4.9. In Vivo Antifungal Activity

Male albino rats (n = 12) were collected from the animal house, faculty of pharmacy, Bahauddin Zakariya University, Multan, and divided into four groups (n = 3) to evaluate the in vivo antifungal activity of the optimized TCZ-loaded TEG04 formulation. The albino rats were divided into four groups: negative control (Group 1), positive control (Group 2), experimental (Group 3), and standard (Group 4). Group 1 was not given any drug and received no induction of fungal infection. In Group 2, fungal infection was induced, and a placebo containing blank Carbopol gel was applied. Fungal infections were caused in Groups 3 and 4 using TEG04 and a market formulation (Canesten^®). Each rabbit was kept in a separate cage with a standard diet.

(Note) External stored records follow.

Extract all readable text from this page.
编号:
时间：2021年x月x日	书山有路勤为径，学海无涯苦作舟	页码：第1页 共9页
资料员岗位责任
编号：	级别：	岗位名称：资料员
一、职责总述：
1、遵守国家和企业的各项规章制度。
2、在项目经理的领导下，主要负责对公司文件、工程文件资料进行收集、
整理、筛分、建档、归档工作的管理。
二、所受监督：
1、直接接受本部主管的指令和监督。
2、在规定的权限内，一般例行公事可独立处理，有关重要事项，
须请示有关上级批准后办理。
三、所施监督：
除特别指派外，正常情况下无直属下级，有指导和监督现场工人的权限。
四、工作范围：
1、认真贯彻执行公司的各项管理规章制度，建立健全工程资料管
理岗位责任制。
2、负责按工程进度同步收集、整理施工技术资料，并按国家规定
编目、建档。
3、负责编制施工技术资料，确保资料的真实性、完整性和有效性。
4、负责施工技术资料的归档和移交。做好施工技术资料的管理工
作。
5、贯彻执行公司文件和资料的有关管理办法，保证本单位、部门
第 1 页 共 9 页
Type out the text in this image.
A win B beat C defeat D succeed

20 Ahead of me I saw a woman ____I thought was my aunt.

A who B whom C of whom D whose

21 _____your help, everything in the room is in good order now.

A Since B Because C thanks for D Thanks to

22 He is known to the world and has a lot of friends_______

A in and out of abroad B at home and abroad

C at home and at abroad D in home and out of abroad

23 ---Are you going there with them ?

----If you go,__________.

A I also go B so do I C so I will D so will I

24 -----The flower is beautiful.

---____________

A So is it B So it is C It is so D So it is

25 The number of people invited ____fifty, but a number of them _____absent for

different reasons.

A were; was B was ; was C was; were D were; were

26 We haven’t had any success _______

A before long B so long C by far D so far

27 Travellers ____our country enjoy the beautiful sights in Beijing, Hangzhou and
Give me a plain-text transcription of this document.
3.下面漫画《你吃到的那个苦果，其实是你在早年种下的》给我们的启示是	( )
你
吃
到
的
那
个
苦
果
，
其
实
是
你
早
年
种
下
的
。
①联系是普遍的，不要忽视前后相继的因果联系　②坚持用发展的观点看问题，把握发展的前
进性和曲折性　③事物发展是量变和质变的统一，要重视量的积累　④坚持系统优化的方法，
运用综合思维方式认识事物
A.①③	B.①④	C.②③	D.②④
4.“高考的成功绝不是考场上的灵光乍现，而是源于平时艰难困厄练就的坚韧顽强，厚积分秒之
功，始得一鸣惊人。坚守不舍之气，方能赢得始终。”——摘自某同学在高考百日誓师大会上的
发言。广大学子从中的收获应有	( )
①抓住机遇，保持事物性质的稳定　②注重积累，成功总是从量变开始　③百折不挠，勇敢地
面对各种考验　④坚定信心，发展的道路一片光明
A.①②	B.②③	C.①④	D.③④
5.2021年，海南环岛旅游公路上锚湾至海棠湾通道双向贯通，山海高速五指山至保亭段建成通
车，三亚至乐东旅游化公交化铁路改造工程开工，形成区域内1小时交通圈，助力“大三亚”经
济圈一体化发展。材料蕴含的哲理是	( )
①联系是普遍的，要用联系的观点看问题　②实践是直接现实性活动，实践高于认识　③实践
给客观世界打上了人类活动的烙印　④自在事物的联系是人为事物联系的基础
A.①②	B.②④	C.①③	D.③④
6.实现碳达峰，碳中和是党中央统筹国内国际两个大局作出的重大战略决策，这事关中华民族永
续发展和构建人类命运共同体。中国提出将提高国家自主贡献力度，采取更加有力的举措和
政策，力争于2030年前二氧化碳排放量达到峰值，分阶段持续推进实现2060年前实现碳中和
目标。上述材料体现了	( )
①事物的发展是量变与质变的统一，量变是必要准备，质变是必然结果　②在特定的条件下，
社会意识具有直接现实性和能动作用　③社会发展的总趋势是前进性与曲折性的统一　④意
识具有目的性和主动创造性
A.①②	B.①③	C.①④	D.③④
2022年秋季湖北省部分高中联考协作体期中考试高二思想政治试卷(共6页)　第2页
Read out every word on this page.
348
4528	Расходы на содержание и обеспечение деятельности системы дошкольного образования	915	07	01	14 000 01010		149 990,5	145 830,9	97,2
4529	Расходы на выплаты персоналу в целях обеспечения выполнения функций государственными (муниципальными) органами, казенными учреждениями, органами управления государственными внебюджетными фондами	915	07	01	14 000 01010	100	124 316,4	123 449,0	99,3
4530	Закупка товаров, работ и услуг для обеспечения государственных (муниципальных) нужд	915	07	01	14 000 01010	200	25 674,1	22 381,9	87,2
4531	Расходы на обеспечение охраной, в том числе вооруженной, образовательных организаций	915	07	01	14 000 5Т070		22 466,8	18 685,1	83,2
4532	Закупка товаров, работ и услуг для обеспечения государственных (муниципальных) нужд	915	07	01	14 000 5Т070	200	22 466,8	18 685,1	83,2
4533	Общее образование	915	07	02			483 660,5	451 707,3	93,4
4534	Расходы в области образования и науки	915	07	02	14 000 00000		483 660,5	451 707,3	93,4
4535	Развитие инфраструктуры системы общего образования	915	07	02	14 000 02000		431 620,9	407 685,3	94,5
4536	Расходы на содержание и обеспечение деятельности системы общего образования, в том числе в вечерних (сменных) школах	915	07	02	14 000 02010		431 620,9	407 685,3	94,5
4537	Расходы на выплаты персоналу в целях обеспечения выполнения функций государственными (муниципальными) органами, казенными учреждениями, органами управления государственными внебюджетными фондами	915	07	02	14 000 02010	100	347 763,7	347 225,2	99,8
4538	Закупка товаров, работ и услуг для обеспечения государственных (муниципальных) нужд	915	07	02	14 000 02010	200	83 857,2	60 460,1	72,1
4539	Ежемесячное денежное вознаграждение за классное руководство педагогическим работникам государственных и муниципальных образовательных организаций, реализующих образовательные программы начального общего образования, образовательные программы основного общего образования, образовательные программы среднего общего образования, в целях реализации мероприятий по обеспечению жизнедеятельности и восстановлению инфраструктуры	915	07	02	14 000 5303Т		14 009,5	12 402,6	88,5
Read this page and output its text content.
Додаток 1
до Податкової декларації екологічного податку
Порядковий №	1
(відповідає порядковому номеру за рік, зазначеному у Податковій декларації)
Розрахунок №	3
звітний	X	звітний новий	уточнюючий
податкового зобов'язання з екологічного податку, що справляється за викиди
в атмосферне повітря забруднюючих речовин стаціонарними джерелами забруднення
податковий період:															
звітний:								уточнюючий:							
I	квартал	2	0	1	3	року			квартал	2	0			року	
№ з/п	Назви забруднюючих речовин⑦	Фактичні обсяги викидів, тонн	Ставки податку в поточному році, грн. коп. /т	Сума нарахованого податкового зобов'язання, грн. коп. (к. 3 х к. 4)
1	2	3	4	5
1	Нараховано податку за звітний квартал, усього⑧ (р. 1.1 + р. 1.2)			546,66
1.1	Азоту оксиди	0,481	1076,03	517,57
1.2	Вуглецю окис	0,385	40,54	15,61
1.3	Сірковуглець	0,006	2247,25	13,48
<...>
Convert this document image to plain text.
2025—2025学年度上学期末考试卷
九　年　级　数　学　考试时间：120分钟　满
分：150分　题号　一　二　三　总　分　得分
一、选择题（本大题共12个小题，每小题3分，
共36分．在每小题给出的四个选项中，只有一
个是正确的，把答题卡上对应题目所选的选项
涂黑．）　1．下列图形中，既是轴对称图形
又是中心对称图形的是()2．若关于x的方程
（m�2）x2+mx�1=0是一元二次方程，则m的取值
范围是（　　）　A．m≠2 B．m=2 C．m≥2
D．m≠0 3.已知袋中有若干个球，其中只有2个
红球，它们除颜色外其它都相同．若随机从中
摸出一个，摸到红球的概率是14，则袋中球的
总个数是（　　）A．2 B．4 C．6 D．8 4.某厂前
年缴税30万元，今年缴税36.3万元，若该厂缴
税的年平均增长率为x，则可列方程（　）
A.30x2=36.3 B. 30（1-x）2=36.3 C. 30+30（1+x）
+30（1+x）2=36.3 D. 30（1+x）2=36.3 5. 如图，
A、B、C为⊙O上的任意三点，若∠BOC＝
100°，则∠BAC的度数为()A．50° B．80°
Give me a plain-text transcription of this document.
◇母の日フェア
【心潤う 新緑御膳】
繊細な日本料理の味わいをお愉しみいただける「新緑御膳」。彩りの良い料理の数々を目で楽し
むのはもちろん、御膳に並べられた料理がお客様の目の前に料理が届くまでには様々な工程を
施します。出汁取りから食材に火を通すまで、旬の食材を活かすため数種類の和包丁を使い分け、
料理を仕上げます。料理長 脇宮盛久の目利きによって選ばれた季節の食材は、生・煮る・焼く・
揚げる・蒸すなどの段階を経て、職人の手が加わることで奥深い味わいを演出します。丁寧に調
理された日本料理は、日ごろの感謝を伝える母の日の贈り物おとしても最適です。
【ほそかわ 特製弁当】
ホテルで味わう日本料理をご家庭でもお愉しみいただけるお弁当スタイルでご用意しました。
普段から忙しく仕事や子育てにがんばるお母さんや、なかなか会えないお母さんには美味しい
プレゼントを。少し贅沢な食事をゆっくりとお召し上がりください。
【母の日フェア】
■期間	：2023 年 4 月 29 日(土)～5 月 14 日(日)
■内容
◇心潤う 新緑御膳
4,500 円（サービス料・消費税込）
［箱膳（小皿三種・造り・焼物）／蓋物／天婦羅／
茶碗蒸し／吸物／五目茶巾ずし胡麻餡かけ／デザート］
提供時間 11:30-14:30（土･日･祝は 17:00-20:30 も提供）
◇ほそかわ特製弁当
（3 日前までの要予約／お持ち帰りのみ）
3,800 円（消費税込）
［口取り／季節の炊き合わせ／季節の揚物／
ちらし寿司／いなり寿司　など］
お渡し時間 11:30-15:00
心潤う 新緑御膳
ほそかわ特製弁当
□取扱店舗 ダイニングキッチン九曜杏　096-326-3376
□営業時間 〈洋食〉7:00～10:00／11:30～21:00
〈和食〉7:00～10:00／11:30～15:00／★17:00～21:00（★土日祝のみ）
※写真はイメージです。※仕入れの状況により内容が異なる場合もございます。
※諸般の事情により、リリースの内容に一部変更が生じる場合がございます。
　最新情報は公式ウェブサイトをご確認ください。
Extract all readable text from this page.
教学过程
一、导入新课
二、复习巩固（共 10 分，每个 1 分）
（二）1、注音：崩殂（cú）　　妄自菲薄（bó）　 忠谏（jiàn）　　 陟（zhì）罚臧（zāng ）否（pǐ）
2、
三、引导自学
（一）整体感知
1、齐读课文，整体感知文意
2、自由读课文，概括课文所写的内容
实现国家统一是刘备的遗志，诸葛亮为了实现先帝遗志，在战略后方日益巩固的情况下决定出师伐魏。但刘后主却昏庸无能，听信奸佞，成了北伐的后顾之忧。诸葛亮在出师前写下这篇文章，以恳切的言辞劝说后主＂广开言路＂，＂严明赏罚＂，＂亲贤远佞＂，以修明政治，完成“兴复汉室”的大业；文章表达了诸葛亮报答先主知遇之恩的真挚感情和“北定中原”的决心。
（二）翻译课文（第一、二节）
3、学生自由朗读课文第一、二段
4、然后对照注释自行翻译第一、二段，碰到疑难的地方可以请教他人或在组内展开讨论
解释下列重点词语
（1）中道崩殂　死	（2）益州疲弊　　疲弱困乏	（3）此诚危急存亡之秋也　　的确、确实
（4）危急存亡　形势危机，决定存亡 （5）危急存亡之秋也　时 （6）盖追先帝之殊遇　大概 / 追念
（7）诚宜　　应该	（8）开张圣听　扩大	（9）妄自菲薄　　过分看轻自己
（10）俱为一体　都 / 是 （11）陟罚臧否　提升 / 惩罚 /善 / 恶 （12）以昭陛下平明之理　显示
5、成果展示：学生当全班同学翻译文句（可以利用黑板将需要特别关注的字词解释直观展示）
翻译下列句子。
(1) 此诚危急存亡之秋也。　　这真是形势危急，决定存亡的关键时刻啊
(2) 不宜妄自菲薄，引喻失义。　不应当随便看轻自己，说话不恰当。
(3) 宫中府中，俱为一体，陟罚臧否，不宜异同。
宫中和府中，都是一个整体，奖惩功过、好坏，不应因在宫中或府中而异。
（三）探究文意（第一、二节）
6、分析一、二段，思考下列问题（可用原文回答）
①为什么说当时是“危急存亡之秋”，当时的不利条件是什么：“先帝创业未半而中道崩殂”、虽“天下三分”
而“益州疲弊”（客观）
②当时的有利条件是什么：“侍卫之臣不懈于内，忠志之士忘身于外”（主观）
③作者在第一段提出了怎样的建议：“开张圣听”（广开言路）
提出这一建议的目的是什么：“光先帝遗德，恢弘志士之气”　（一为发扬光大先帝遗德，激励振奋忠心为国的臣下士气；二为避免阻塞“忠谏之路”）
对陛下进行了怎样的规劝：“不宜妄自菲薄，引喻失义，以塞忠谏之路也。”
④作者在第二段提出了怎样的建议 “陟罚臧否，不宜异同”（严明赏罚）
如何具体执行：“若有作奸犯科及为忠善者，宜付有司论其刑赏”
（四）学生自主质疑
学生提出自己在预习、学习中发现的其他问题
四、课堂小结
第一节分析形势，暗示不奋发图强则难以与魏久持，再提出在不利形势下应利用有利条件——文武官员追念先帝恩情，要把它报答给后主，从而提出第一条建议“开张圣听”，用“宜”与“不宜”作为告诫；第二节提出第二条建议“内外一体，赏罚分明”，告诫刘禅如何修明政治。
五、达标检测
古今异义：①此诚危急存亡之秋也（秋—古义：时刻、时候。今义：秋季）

Candida albicans was taken as an infectious agent to infect 9 albino rats of Group 2, Group 3, and Group 4. The fungal species collected were grown on nutrient agar plates and stored in a refrigerator at 4 °C. Each rabbit’s dorsal region was depilated. Fresh cultured contagious inoculum of Candida albicans was smoothly rubbed on the depilated skin of albino rats and left for two days, the period necessary to develop the first indications of active infection like redness and scales. The therapy began on day 3, and each formulation was given to the albino rats once a day. The treatment continued until the albino rats wholly recovered from the infection. The antifungal activity of formulation was assessed daily by macroscopic inspection of the affected region.

4.10. Molecular Modeling

The molecular architecture of the TE compositions was established with molecular modelers. The molecular structures were sketched using ChemDraw Ultra and later charged and minimized in Molecular Operating Environment (MOE) under the MMFFF94x force field for small molecules. The compounds were docked and later minimized to obtain a stable structure.